Mimi’s first home was unveiled by Maclean, who is renowned for the fantasy worlds she creates for her work, in a Hansel and Gretel-inspired setting in the wooded grounds of outdoor art gallery Jupiter Artland, on the outskirts of Edinburgh.
Now Edinburgh-born Maclean and Jupiter Artland have joined forces again to create an “immersive installation”, which will be at 139 High Street in Perth until the end of January.
The Mimi Store, the first time the artist has created work for a retail unit, also marks the launch of Jupiter+ – a new project that will see Jupiter Artland work with leading contemporary artists to transform public spaces across the country.

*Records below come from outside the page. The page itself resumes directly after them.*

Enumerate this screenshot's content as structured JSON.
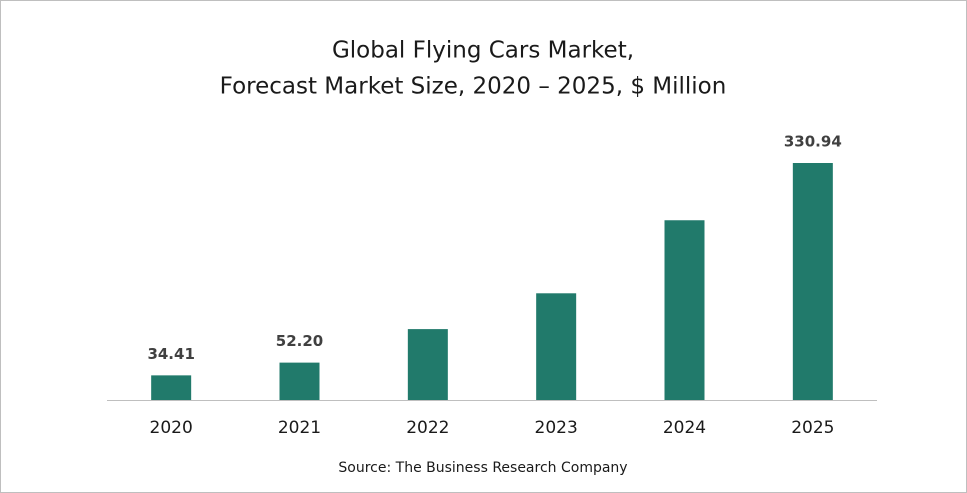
{
  "chart_data": {
    "type": "bar",
    "title": "Global Flying Cars Market,",
    "subtitle": "Forecast Market Size, 2020 – 2025, $ Million",
    "categories": [
      "2020",
      "2021",
      "2022",
      "2023",
      "2024",
      "2025"
    ],
    "values": [
      34.41,
      52.2,
      99,
      149,
      251,
      330.94
    ],
    "value_labels": [
      "34.41",
      "52.20",
      null,
      null,
      null,
      "330.94"
    ],
    "color": "#217a6b",
    "source": "Source: The Business Research Company"
  }
}
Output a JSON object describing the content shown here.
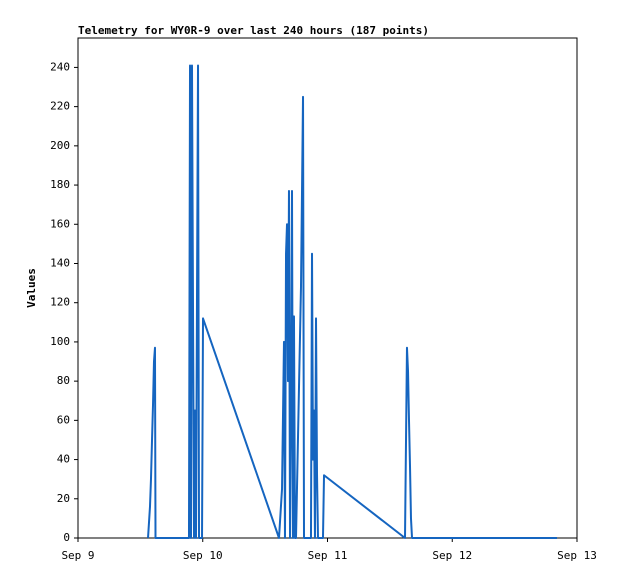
{
  "chart_data": {
    "type": "line",
    "title": "Telemetry for WY0R-9 over last 240 hours (187 points)",
    "ylabel": "Values",
    "x": [
      13.47,
      13.85,
      14.04,
      14.24,
      14.43,
      14.62,
      14.81,
      14.91,
      21.35,
      21.55,
      21.74,
      21.93,
      22.12,
      22.32,
      22.51,
      22.7,
      22.89,
      23.09,
      23.28,
      23.86,
      24.05,
      38.67,
      39.25,
      39.63,
      39.82,
      40.02,
      40.21,
      40.4,
      40.59,
      40.79,
      40.98,
      41.17,
      41.36,
      41.55,
      41.75,
      41.94,
      42.9,
      43.29,
      43.48,
      44.82,
      45.02,
      45.21,
      45.4,
      45.59,
      45.79,
      45.98,
      46.17,
      47.13,
      47.33,
      62.91,
      63.29,
      63.49,
      63.68,
      63.87,
      64.06,
      64.26,
      92.15
    ],
    "series": [
      {
        "color": "#1565c0",
        "values": [
          0,
          16,
          30,
          50,
          68,
          90,
          97,
          0,
          0,
          241,
          0,
          241,
          120,
          0,
          65,
          0,
          120,
          241,
          0,
          0,
          112,
          0,
          25,
          100,
          0,
          145,
          160,
          80,
          177,
          0,
          65,
          177,
          0,
          113,
          0,
          0,
          128,
          225,
          0,
          0,
          145,
          40,
          65,
          0,
          112,
          33,
          0,
          0,
          32,
          0,
          97,
          85,
          60,
          37,
          10,
          0,
          0
        ]
      }
    ],
    "xlim": [
      0,
      96
    ],
    "xticks": [
      {
        "value": 0,
        "label": "Sep 9"
      },
      {
        "value": 24,
        "label": "Sep 10"
      },
      {
        "value": 48,
        "label": "Sep 11"
      },
      {
        "value": 72,
        "label": "Sep 12"
      },
      {
        "value": 96,
        "label": "Sep 13"
      }
    ],
    "ylim": [
      0,
      255
    ],
    "yticks": [
      0,
      20,
      40,
      60,
      80,
      100,
      120,
      140,
      160,
      180,
      200,
      220,
      240
    ],
    "grid": false
  }
}
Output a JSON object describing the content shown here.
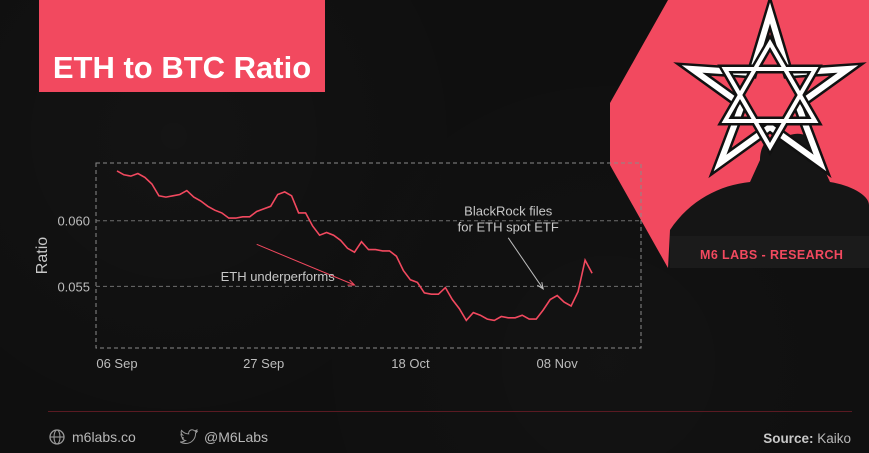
{
  "title": "ETH to BTC Ratio",
  "brand": {
    "research_label": "M6 LABS - RESEARCH"
  },
  "footer": {
    "website": "m6labs.co",
    "twitter": "@M6Labs",
    "source_label": "Source:",
    "source_value": "Kaiko"
  },
  "colors": {
    "accent": "#f2495f",
    "background": "#0f0f0f",
    "line": "#f2495f",
    "text": "#b8b8b8"
  },
  "chart_data": {
    "type": "line",
    "title": "ETH to BTC Ratio",
    "xlabel": "",
    "ylabel": "Ratio",
    "x_ticks": [
      "06 Sep",
      "27 Sep",
      "18 Oct",
      "08 Nov"
    ],
    "y_ticks": [
      0.055,
      0.06
    ],
    "y_tick_labels": [
      "0.055",
      "0.060"
    ],
    "ylim": [
      0.0503,
      0.0644
    ],
    "xlim": [
      "2023-09-03",
      "2023-11-20"
    ],
    "grid": "horizontal dashed",
    "series": [
      {
        "x": [
          "2023-09-06",
          "2023-09-07",
          "2023-09-08",
          "2023-09-09",
          "2023-09-10",
          "2023-09-11",
          "2023-09-12",
          "2023-09-13",
          "2023-09-14",
          "2023-09-15",
          "2023-09-16",
          "2023-09-17",
          "2023-09-18",
          "2023-09-19",
          "2023-09-20",
          "2023-09-21",
          "2023-09-22",
          "2023-09-23",
          "2023-09-24",
          "2023-09-25",
          "2023-09-26",
          "2023-09-27",
          "2023-09-28",
          "2023-09-29",
          "2023-09-30",
          "2023-10-01",
          "2023-10-02",
          "2023-10-03",
          "2023-10-04",
          "2023-10-05",
          "2023-10-06",
          "2023-10-07",
          "2023-10-08",
          "2023-10-09",
          "2023-10-10",
          "2023-10-11",
          "2023-10-12",
          "2023-10-13",
          "2023-10-14",
          "2023-10-15",
          "2023-10-16",
          "2023-10-17",
          "2023-10-18",
          "2023-10-19",
          "2023-10-20",
          "2023-10-21",
          "2023-10-22",
          "2023-10-23",
          "2023-10-24",
          "2023-10-25",
          "2023-10-26",
          "2023-10-27",
          "2023-10-28",
          "2023-10-29",
          "2023-10-30",
          "2023-10-31",
          "2023-11-01",
          "2023-11-02",
          "2023-11-03",
          "2023-11-04",
          "2023-11-05",
          "2023-11-06",
          "2023-11-07",
          "2023-11-08",
          "2023-11-09",
          "2023-11-10",
          "2023-11-11",
          "2023-11-12",
          "2023-11-13"
        ],
        "values": [
          0.0638,
          0.0635,
          0.0634,
          0.0636,
          0.0633,
          0.0628,
          0.0619,
          0.0618,
          0.0619,
          0.062,
          0.0623,
          0.0618,
          0.0615,
          0.0611,
          0.0608,
          0.0606,
          0.0602,
          0.0602,
          0.0603,
          0.0603,
          0.0607,
          0.0609,
          0.0611,
          0.062,
          0.0622,
          0.0619,
          0.0606,
          0.0606,
          0.0596,
          0.0589,
          0.0591,
          0.0589,
          0.0585,
          0.0579,
          0.0576,
          0.0584,
          0.0578,
          0.0578,
          0.0577,
          0.0577,
          0.0573,
          0.0562,
          0.0555,
          0.0553,
          0.0545,
          0.0544,
          0.0544,
          0.0549,
          0.054,
          0.0533,
          0.0524,
          0.053,
          0.0528,
          0.0525,
          0.0524,
          0.0527,
          0.0526,
          0.0526,
          0.0528,
          0.0525,
          0.0525,
          0.0532,
          0.054,
          0.0543,
          0.0538,
          0.0535,
          0.0546,
          0.057,
          0.056
        ]
      }
    ],
    "annotations": [
      {
        "text": "ETH underperforms",
        "x": "2023-09-29",
        "y": 0.0554,
        "arrow_from": [
          "2023-09-26",
          0.0582
        ],
        "arrow_to": [
          "2023-10-10",
          0.0551
        ]
      },
      {
        "lines": [
          "BlackRock files",
          "for ETH spot ETF"
        ],
        "x": "2023-11-01",
        "y": 0.0604,
        "arrow_from": [
          "2023-11-01",
          0.0587
        ],
        "arrow_to": [
          "2023-11-06",
          0.0548
        ]
      }
    ]
  }
}
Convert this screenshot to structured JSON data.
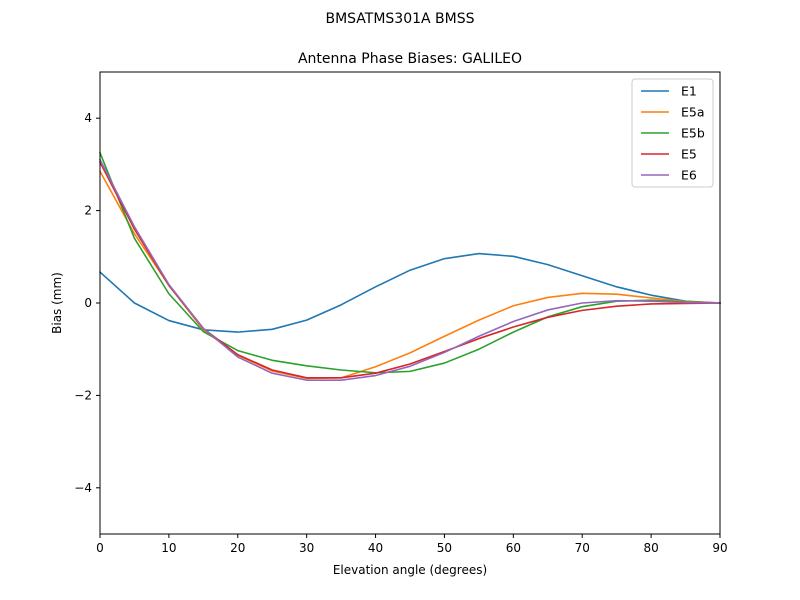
{
  "chart_data": {
    "type": "line",
    "suptitle": "BMSATMS301A     BMSS",
    "title": "Antenna Phase Biases: GALILEO",
    "xlabel": "Elevation angle (degrees)",
    "ylabel": "Bias (mm)",
    "xlim": [
      0,
      90
    ],
    "ylim": [
      -5,
      5
    ],
    "xticks": [
      0,
      10,
      20,
      30,
      40,
      50,
      60,
      70,
      80,
      90
    ],
    "yticks": [
      -4,
      -2,
      0,
      2,
      4
    ],
    "xtick_labels": [
      "0",
      "10",
      "20",
      "30",
      "40",
      "50",
      "60",
      "70",
      "80",
      "90"
    ],
    "ytick_labels": [
      "−4",
      "−2",
      "0",
      "2",
      "4"
    ],
    "legend_position": "top-right",
    "x": [
      0,
      5,
      10,
      15,
      20,
      25,
      30,
      35,
      40,
      45,
      50,
      55,
      60,
      65,
      70,
      75,
      80,
      85,
      90
    ],
    "series": [
      {
        "name": "E1",
        "color": "#1f77b4",
        "values": [
          0.67,
          0.0,
          -0.38,
          -0.58,
          -0.63,
          -0.57,
          -0.37,
          -0.04,
          0.35,
          0.71,
          0.96,
          1.07,
          1.01,
          0.83,
          0.59,
          0.35,
          0.17,
          0.04,
          0.0
        ]
      },
      {
        "name": "E5a",
        "color": "#ff7f0e",
        "values": [
          2.85,
          1.5,
          0.38,
          -0.58,
          -1.13,
          -1.47,
          -1.63,
          -1.62,
          -1.38,
          -1.08,
          -0.72,
          -0.37,
          -0.06,
          0.12,
          0.21,
          0.19,
          0.11,
          0.03,
          0.0
        ]
      },
      {
        "name": "E5b",
        "color": "#2ca02c",
        "values": [
          3.25,
          1.4,
          0.2,
          -0.62,
          -1.03,
          -1.24,
          -1.36,
          -1.45,
          -1.51,
          -1.48,
          -1.3,
          -1.0,
          -0.63,
          -0.3,
          -0.08,
          0.04,
          0.06,
          0.02,
          0.0
        ]
      },
      {
        "name": "E5",
        "color": "#d62728",
        "values": [
          3.05,
          1.6,
          0.38,
          -0.55,
          -1.12,
          -1.45,
          -1.62,
          -1.62,
          -1.52,
          -1.32,
          -1.05,
          -0.77,
          -0.52,
          -0.31,
          -0.16,
          -0.07,
          -0.02,
          -0.01,
          0.0
        ]
      },
      {
        "name": "E6",
        "color": "#9467bd",
        "values": [
          3.1,
          1.65,
          0.4,
          -0.55,
          -1.17,
          -1.52,
          -1.67,
          -1.67,
          -1.57,
          -1.37,
          -1.07,
          -0.72,
          -0.4,
          -0.15,
          0.0,
          0.05,
          0.04,
          0.01,
          0.0
        ]
      }
    ]
  }
}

The new Mimi Store is described by Jupiter Artland as as a “satirical exploration” of consumerism, identify and the political landscape in modern-day Britain.
Maclean, who has worked with cartoon animation to bring Mimi to life, said: “Mimi is a Disney princess-type character who is actually a person of two halves – the younger Mimi and the older Mimi.
“When you encounter the Mimi Store in Perth at first, it will feel a bit like an abandoned toy shop, but there are things about it that will throw you off. Everything is upside down, there is very low light, there are abandoned dolls everywhere.
"When you push open the door of what looks like a storeroom, you will see a film playing on an abandoned TV set. I was really interested in creating something for the high street where everything in Mimi’s world was inverted or upside down. There are signs saying ‘nothing must go’ instead of ‘everything must go’ and you enter a shop space where you’re positively invited not to buy things.
"I wanted it to be an experience which makes people think about their relationships with the banality of consumerism. So much of our relationship with desire and consumerism is about an aspiration to beauty, to youth and to something that’s always just out of reach. I want to critique that and look at the idea of almost aspiring for the opposite, with a shop that isn’t new or fresh to start with, but is dirty and grimy.
"I wanted to try to evoke the feelings of people who have ever worked in a high street, and the sense of difference between the feeling of the shopfront, a fresh and new space appealing to your desires, and backroom spaces, which are often dark, windowless, damp and mouldy. I think that’s very much the experience of capitalism at the moment, with a dream being sold to people and the reality of their experieces.”